When I'm not drawing my silly little pictures of obscure celebrities who met some horrifically tragic demise, I am a graphic designer. I've been doing that job for nearly 30 years for over a dozen employers. (The drawings are just a way to relax, have fun and answer only to myself.) As a graphic designer, I have created brochures, advertisements and invitations. I have designed newsletters, textbooks and even store signage. And logos. I have created many logos. Many, many logos. And it ain't as easy as you may think.
A week or so ago, my wife's brother (No, not that one — the other one) called. He told me news of layoffs at the hospital where he is employed as a neuropsychologist. He was spared, but the ax fell on two veteran doctors with 50 years of practice experience between them. They were flatly informed by hospital administration that their particular areas of practice were not generating enough income. With that, they were unceremoniously shown the door. The two until-recently employed doctors decided to open their own private psychology practice. My brother-in-law who — for the time being — still has a job, decided he was interested in expanding his horizons. He unofficially committed to joining his former colleagues in their new venture. The principals of the newly formed business determined that they needed a logo and brochure to launch their project. This is where I come in.
With over a quarter of a century of design, print and marketing experience, I was the natural choice for my brother-in-law. And being part of the family was a bonus. He proposed my services to his new partners. He explained my credentials and related a few of my past clients. They questioned my access to the proper tools (i.e. the latest computer software and a few random technology-sounding terms they may have overheard). My bro-in-law sarcastically countered that my submissions would be presented in crayon on the back of a used napkin. They were not amused, but after a little convincing, they conceded to giving me a shot.
Without revealing the secretive process of logo creation, lest I have my artist's license permanently revoked, let's just say I sent seven logo designs for the new partnership to peruse. Seven. SEVEN! I must have been out of my fucking mind.

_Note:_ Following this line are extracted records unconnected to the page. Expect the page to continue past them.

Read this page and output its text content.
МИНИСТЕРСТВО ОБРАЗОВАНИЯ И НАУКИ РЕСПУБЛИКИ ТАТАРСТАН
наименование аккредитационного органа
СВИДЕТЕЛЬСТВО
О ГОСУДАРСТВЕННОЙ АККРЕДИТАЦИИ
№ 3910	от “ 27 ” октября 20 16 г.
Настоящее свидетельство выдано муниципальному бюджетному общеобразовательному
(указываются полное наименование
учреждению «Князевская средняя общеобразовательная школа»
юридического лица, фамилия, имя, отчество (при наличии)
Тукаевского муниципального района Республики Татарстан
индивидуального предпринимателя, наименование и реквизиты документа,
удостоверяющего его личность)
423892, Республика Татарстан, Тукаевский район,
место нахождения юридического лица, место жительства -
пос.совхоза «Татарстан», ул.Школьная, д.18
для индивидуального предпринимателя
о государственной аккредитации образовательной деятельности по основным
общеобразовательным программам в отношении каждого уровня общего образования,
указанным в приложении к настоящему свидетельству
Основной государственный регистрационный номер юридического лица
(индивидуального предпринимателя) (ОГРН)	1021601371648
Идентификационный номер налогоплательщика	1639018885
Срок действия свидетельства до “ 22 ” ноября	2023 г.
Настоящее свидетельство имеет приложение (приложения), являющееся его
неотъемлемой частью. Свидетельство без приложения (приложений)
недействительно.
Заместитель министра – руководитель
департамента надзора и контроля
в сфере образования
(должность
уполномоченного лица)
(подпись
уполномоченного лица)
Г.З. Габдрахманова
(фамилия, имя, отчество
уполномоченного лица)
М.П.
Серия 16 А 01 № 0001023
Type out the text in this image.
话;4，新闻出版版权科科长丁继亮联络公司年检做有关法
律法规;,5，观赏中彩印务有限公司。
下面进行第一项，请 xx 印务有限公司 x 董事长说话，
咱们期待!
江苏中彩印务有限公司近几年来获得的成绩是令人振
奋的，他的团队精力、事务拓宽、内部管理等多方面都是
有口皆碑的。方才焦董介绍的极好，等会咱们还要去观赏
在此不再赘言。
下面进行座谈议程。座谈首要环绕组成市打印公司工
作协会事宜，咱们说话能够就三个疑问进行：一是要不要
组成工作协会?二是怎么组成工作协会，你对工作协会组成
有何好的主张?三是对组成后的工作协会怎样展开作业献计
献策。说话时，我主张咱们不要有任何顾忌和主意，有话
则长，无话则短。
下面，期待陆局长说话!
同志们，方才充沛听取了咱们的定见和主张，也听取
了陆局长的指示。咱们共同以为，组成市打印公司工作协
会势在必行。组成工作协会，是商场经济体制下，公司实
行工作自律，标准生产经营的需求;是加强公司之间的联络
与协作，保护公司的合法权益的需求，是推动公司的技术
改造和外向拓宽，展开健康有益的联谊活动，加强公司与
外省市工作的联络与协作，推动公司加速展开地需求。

Last night, my phone rang and it was my brother-in-law. He sounded very subdued and a little defeated.
"Hey, Josh," he began, "you didn't start working on that brochure, did you?" The tone of his question made me believe that he hoped I didn't start working on that brochure. Indeed, I had not and I told him so. He emitted a sigh of relief.
"Well, don't.," he said and he went on to explain about the endless conversation through countless emails regarding the whole brochure/logo request. They discussed, without including my brother-in-law (their potential partner), how they didn't like any of my logo designs. They relentlessly picked the designs apart like two vultures ripping into a rotting coyote carcass. Then, they presented my brother-in-law with a Southwestern blanket design that they hoped to incorporate into the logo, pointing out that they "really like it." They also inquired about seeing and reviewing my portfolio. Y'know, like an audition.
I laughed. I had heard it all before. Many, many times. Everyone's a fucking artist and everyone knows how to design. Garbage men, sandwich makers, window washers, cashiers at WalMart and now, apparently, doctors.
My brother-in-law apologized for roping me into this fiasco-waiting-to-happen and explained that they will be using another designer. One closer to their home. One who, he thinks, specializes in take-out menus.
And he also rethought his decision to join "these two nut jobs," as he put it.